Thanks to John Scott-Railton and colleagues at Toronto, we have many further documented examples of online surveillance, computer malware and phone exploits being used to target dissidents; many in Middle Eastern and African countries but also in Mexico and indeed in Hungary [1221]. The real issue here is the ecosystem of companies, mostly in the USA, Europe and Israel, that supply hacking tools to unsavoury states. These tools range from phone malware, through mass-surveillance tools you use on your own network against your own dissidents, to tools that enable you to track and eavesdrop on phones overseas by abusing the signaling system [489]. These tools are used by dictators to track and monitor their enemies in the USA and Europe.

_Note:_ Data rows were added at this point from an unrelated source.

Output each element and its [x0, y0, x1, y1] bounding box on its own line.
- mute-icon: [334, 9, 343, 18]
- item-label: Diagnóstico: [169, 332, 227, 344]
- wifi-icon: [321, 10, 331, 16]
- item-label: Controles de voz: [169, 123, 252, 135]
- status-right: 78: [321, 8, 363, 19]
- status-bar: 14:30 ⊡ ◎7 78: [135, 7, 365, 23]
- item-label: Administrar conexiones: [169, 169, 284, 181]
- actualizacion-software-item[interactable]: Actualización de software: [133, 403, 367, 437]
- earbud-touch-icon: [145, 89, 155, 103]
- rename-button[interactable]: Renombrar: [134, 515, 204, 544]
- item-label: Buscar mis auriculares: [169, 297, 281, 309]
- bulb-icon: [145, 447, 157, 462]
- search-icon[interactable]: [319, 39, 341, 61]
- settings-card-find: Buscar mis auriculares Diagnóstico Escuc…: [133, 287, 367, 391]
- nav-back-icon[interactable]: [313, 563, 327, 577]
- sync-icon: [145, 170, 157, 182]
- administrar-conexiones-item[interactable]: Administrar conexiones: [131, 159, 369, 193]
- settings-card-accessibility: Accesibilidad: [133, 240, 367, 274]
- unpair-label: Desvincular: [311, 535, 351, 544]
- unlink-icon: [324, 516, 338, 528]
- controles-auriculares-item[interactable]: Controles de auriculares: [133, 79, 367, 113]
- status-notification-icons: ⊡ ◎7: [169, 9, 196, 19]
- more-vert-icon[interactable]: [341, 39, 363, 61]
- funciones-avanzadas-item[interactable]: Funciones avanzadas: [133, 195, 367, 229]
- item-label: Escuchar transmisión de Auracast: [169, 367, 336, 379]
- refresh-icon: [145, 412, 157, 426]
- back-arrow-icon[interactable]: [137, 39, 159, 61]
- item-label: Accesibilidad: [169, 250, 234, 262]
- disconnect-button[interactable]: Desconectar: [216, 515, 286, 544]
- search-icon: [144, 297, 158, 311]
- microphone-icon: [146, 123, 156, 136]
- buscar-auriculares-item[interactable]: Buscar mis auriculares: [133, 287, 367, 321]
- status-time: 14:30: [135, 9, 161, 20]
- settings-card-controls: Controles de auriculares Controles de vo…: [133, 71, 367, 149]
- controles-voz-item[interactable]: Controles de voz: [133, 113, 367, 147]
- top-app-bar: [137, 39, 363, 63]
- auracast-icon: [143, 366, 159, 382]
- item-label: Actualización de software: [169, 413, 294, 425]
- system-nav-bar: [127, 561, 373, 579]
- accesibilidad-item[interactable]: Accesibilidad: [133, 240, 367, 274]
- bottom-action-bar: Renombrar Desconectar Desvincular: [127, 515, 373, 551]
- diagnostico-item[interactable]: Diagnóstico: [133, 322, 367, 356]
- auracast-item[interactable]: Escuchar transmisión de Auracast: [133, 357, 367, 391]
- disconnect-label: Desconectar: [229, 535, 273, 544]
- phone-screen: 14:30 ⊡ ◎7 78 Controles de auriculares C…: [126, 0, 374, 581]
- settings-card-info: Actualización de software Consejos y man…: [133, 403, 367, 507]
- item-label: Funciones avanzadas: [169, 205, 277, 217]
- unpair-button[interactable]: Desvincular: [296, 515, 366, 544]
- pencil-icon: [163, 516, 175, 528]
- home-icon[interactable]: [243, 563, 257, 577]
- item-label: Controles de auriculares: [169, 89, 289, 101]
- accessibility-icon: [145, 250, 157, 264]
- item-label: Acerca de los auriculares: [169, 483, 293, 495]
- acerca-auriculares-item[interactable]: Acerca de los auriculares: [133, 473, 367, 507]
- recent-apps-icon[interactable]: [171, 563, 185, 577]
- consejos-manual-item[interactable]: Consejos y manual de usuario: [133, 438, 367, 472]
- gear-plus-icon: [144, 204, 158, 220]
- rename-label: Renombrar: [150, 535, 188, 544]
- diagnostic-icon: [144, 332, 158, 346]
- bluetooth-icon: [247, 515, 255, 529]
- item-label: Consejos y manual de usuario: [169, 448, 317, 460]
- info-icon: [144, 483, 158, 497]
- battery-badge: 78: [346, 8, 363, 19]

NGOs have made attempts to push back on this cyber arms trade. In one case NGOs argued that the Syrian government's ability to purchase mass-surveillance equipment from the German subsidiary of a UK company should be subject to export control, but the UK authorities were unwilling to block it. GCHQ was determined that if there were going to be bulk surveillance devices on President Assad's network, they should be British devices rather than Ukrainian ones. (I describe this in more detail later in section 26.2.8.) So the ethical issues around conventional arms sales persist in the age of cyber; indeed they can be worse because these tools are used against Americans, Brits and others who are sitting at home but who are unlucky enough to be on the contact list of someone an unpleasant government doesn't like. In the old days, selling weapons to a far-off dictator didn't put your own residents in harm's way; but cyber weapons can have global effects.

Having been isolated for years by sanctions, Iran has developed an indigenous cyber capability, drawing on local hacker forums. Like Syria, its main focus is on intelligence operations, particularly against dissident Iranians, both at home and overseas. It has also been the target of US and other attacks of which the best known was Stuxnet, after which it traced the CIA's covert communications network and rounded up a number of agents [578]. It has launched both espionage operations and attacks of its own overseas. An example of the former was its hack of the Diginotar CA in the Netherlands which enabled it to monitor dissidents' Gmail; while its Shamoon malware damaged thousands of PCs at Aramco, Saudi Arabia's national oil company. The history of Iranian cyber capabilities is told by Collin Anderson and Karim Sadjadpour [50]. Most recently, it attacked Israeli water treatment plants in April 2020; Israel responded the following month with an attack on the Iranian port of Bandar Abbas [230].

Finally, it's worth mentioning North Korea. In 2014, after Sony Pictures started working on a comedy about a plot to assassinate the North Korean leader, a hacker group trashed much of Sony's infrastructure, released embarrassing emails that caused its top film executive Amy Pascal to resign, and leaked some unreleased films. This was followed by threats of terrorist attacks on movie theatres if the comedy were put on general release. The company put the film on limited release, but when President Obama criticised them for giving in to North Korean blackmail, they put it on full release instead.

In 2017, North Korea again came to attention after their Wannacry worm infected over 200,000 computers worldwide, encrypting data and demanding a bitcoin ransom – though like NotPetya it didn't have a means of selective decryption, so was really just a destructive worm. It used the NSA EternalBlue vulnerability, like NotPetya, but was stopped when a malware researcher discovered a kill switch. In the meantime it had disrupted production at carmakers Nissan and Renault and at the Taiwanese chip foundry TSMC, and also caused several hospitals in Britain's National Health Service to close their accident and emergency units. In 2018, the US Department of Justice unsealed an indictment of a North Korean government hacker for both incidents, and also for a series of electronic bank robberies, including of $81m from the Bank of Bangladesh [1656]. In 2019, North Korean agents were further blamed, in a leaked United Nations report, for the theft of over $1bn from cryptocurrency exchanges [348].